Въ аллеѣ поднялась пыль и, постепенно увеличиваясь, быстро приближаясь къ дому; зазвенѣлъ колокольчикъ. На просторный, мощеный дворъ въѣхалъ, со стукомъ прыгая по булыжникамъ и промоинамъ, — тряскій почтовый шарабанъ. Миновавъ подъѣздъ, онъ остановился у дверей господской кухни.

— Стой, куда заѣхалъ, мужичина: промычала басомъ, кряхтя, пыхтя и подскакивая на чемоданѣ — бочкообразная фигура пристава. Онъ съ трудомъ началъ вылѣзать изъ шарабана, упираясь на ловко и услужливо подставленное плечо соскочившаго письмоводителя, въ венгеркѣ самаго лихого покроя и въ красномъ галстучкѣ.

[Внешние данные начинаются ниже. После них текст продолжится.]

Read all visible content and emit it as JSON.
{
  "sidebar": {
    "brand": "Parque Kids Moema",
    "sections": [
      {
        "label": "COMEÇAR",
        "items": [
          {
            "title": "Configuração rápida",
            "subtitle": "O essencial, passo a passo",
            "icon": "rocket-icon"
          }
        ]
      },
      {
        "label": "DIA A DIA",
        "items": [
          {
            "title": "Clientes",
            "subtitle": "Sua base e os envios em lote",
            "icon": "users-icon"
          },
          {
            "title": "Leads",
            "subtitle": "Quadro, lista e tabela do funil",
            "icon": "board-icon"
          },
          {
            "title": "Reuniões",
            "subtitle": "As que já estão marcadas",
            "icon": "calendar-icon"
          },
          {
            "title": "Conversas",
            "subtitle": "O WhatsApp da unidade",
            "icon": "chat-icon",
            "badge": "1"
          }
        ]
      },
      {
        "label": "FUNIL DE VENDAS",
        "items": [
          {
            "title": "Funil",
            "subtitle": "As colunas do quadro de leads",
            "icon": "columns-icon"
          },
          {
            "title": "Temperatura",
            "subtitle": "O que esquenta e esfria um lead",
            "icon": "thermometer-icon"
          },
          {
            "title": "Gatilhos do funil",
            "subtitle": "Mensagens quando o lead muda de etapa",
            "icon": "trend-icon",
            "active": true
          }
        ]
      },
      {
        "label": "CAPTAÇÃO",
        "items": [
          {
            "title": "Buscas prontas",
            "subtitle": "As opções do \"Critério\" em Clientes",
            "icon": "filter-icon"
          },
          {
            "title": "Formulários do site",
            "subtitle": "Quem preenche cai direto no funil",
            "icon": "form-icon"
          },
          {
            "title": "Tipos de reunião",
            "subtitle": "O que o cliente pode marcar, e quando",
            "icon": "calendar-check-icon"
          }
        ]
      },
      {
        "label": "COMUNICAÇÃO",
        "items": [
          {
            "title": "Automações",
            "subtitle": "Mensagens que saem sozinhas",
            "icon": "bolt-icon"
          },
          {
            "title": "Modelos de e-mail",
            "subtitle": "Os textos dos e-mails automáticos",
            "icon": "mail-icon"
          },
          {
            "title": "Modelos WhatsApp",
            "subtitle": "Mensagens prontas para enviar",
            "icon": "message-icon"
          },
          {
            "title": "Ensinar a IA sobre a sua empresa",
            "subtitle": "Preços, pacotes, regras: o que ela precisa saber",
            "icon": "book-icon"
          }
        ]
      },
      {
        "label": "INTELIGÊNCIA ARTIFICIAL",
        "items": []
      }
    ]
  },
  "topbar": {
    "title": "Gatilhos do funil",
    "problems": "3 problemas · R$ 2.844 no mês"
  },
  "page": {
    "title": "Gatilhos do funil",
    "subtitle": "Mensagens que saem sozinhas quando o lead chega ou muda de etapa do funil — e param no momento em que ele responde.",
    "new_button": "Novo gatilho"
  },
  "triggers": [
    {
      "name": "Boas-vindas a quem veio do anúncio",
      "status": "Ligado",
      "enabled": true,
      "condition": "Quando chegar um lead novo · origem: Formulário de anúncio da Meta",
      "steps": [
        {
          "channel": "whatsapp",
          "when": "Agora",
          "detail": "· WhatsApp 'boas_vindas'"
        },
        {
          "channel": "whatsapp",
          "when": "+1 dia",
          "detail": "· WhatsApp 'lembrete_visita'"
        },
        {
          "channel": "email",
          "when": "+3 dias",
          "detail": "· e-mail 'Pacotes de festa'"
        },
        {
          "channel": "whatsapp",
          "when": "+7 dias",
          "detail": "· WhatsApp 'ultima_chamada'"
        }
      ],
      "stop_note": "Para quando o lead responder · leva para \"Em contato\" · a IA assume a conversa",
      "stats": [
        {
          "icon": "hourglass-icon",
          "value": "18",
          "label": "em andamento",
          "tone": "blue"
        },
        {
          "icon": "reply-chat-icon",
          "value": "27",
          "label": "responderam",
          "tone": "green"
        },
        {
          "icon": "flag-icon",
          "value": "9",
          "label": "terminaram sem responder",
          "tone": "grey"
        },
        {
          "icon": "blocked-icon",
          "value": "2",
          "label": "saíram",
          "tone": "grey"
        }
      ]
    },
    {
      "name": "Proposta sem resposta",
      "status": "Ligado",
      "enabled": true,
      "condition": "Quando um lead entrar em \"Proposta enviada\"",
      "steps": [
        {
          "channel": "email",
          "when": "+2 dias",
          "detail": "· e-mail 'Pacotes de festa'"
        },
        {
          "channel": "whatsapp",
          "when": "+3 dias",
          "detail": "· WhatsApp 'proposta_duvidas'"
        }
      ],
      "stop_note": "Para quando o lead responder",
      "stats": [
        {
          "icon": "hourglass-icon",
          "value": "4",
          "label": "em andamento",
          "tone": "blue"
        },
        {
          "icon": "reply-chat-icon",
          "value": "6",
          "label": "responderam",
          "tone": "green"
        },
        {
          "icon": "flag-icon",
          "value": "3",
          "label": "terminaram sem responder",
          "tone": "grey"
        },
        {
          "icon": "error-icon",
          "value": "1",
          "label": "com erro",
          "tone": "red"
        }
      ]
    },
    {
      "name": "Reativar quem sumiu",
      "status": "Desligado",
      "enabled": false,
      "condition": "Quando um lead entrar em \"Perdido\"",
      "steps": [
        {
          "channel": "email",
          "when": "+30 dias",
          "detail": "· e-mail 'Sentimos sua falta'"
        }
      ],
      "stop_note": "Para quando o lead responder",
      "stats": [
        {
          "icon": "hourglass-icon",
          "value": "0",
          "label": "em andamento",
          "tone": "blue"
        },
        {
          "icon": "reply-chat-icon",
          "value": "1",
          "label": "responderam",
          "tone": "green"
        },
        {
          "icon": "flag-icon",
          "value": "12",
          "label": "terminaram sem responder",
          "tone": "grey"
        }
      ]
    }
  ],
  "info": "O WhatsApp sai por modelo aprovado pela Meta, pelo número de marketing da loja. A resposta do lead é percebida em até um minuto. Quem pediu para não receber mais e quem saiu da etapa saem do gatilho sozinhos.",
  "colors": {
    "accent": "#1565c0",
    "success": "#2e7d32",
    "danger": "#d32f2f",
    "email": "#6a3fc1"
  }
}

— Легокъ на поминѣ! пробормоталъ, завидя пристава, Пугачевъ, и, скроивъ привѣтливую улыбочку, встрѣтилъ его съ распростертыми объятіями.

— А вотъ и я къ вамъ, Дмитрій Ивановичъ, т. е. за вами, прокричалъ приставъ, Антонъ Архипичъ Онучкинъ, обнимая Пугачева и щекоча его коротенькой трубочкой въ бокъ.

— Какъ за мной? спросилъ съ удивленіемъ, почти робко, Пугачевъ.

— Я такъ: описываю, извольте видѣть, имѣніе вашего сосѣда, Николая Павловича Глухова, и самъ-же привезъ вамъ повѣстку, чтобы вы пожаловали на оцѣнку. Прошу росписаться въ полученіи…. Приставъ соблюдалъ во всемъ строгую формальность.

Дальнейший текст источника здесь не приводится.